Mattie coloured, but he could not see her blushes, and whether true or false, mattered little to him then. A new suspicion seized him after awhile, when he had thought more deeply of Mattie's presence there.
"If this is a new trick of your father's to preach to me through you, I warn you, Mattie."
"I have told you why I am here."
"No other reason but that promise to my father?"
"Yes, one promise more--to myself. Mr. Hinchford," she said, noticing his sudden start, "I promised my heart, when I was very young--when I was a stray!--that it should never swerve from those who had befriended me. It will not--it beats the faster with the hope of doing service to all who helped me in my wilful girlhood."

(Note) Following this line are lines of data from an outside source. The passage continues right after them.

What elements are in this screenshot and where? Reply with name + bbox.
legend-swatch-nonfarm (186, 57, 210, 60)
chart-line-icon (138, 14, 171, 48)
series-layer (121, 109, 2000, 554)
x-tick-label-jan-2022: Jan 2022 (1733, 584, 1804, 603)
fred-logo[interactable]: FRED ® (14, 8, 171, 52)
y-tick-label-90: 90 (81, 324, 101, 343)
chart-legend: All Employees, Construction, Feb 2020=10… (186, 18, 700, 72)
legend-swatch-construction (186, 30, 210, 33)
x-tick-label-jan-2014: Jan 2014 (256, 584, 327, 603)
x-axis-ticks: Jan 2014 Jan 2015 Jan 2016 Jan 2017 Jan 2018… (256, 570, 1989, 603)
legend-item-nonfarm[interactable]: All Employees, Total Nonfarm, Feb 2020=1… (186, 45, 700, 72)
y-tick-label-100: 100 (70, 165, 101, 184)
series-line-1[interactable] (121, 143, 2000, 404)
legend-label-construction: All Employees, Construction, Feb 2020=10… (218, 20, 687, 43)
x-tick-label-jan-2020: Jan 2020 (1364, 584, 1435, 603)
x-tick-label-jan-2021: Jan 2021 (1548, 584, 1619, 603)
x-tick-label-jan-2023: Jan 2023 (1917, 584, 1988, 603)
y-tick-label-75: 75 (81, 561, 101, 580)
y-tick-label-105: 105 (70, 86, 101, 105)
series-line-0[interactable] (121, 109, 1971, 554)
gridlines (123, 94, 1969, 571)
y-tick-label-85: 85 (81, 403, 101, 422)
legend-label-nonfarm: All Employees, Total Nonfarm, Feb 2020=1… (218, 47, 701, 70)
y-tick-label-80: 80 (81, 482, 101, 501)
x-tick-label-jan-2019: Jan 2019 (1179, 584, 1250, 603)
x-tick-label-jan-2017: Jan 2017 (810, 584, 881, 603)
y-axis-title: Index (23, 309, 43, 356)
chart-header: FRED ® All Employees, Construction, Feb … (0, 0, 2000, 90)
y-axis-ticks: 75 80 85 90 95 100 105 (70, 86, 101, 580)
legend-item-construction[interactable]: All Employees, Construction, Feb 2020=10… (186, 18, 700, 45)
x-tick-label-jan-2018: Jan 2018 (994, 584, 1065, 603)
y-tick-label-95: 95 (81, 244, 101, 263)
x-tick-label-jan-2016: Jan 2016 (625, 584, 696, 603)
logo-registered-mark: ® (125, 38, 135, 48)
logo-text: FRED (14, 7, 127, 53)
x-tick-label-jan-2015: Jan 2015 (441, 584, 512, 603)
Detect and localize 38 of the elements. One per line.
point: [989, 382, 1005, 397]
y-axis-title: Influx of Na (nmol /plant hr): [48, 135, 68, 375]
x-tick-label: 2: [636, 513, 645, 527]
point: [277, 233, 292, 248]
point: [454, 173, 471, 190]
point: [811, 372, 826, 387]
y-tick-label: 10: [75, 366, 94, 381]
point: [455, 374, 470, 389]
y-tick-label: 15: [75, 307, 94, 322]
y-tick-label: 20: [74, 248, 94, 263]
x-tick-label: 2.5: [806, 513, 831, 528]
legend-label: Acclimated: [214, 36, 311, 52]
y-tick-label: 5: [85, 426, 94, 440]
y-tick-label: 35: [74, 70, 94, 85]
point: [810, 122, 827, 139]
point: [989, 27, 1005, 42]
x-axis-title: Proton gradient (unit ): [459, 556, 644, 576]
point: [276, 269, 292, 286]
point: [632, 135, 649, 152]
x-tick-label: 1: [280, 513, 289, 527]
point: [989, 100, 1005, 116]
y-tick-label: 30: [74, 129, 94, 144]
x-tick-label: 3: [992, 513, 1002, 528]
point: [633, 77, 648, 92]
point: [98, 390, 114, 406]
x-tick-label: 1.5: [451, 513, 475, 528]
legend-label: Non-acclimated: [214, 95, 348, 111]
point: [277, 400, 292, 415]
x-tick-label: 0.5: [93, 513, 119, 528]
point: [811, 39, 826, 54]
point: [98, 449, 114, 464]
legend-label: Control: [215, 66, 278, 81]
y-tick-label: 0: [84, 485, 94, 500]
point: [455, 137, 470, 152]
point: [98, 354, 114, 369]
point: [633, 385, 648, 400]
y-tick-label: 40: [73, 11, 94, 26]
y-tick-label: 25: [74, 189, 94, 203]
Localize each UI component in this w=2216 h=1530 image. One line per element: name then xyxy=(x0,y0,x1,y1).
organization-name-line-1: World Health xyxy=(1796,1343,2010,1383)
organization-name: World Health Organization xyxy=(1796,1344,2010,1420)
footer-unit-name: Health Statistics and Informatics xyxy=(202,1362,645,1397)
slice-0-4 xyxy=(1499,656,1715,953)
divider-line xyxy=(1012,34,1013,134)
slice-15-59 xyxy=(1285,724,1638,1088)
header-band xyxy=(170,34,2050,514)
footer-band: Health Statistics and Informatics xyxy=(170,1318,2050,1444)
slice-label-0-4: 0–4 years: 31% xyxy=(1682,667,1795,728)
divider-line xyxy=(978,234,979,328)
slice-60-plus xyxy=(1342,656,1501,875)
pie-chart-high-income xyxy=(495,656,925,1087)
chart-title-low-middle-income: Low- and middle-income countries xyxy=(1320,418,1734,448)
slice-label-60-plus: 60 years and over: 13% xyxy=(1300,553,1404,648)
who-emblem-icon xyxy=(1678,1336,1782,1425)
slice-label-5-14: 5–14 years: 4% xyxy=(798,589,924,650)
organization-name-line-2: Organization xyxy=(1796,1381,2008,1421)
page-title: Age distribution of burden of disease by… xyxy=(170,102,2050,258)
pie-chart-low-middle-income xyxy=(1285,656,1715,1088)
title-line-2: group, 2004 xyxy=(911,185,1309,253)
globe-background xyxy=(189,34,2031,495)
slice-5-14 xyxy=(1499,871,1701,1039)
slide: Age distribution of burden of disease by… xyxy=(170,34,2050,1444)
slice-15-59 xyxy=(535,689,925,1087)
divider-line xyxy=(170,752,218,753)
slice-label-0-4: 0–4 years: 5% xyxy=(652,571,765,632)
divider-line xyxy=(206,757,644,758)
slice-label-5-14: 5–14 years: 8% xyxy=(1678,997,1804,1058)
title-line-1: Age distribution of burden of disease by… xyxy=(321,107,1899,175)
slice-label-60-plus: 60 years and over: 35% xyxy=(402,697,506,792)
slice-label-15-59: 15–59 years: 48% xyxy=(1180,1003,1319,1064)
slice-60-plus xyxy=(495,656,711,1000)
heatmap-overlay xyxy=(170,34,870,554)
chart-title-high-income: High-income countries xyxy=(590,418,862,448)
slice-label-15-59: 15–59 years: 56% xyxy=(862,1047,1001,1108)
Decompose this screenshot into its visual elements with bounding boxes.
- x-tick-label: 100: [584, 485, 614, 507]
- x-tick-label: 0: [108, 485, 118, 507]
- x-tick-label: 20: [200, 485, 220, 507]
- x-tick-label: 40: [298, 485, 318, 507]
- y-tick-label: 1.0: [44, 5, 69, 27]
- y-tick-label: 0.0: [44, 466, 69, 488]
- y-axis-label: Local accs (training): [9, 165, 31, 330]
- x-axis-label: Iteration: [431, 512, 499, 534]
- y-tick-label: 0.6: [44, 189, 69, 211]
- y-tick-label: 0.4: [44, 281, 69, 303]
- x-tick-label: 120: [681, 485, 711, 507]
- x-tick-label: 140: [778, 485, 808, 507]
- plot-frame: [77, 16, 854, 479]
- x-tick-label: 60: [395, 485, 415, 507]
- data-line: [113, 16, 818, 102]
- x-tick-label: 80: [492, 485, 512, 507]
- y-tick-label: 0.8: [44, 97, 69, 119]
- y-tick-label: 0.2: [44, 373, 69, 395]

"I told a lie, and said you did not steal my brooch!"
"That was not all, but that taught me gratitude. Say a lie, but it was a lie that saved me from the prison--from the new life, worse, a thousand times worse than the first."
"You are a strange girl--you were always strange. I am curious to know how soon you will tire of me, or I shall tire of you and this new freak. When I confess you weary me--you will go?"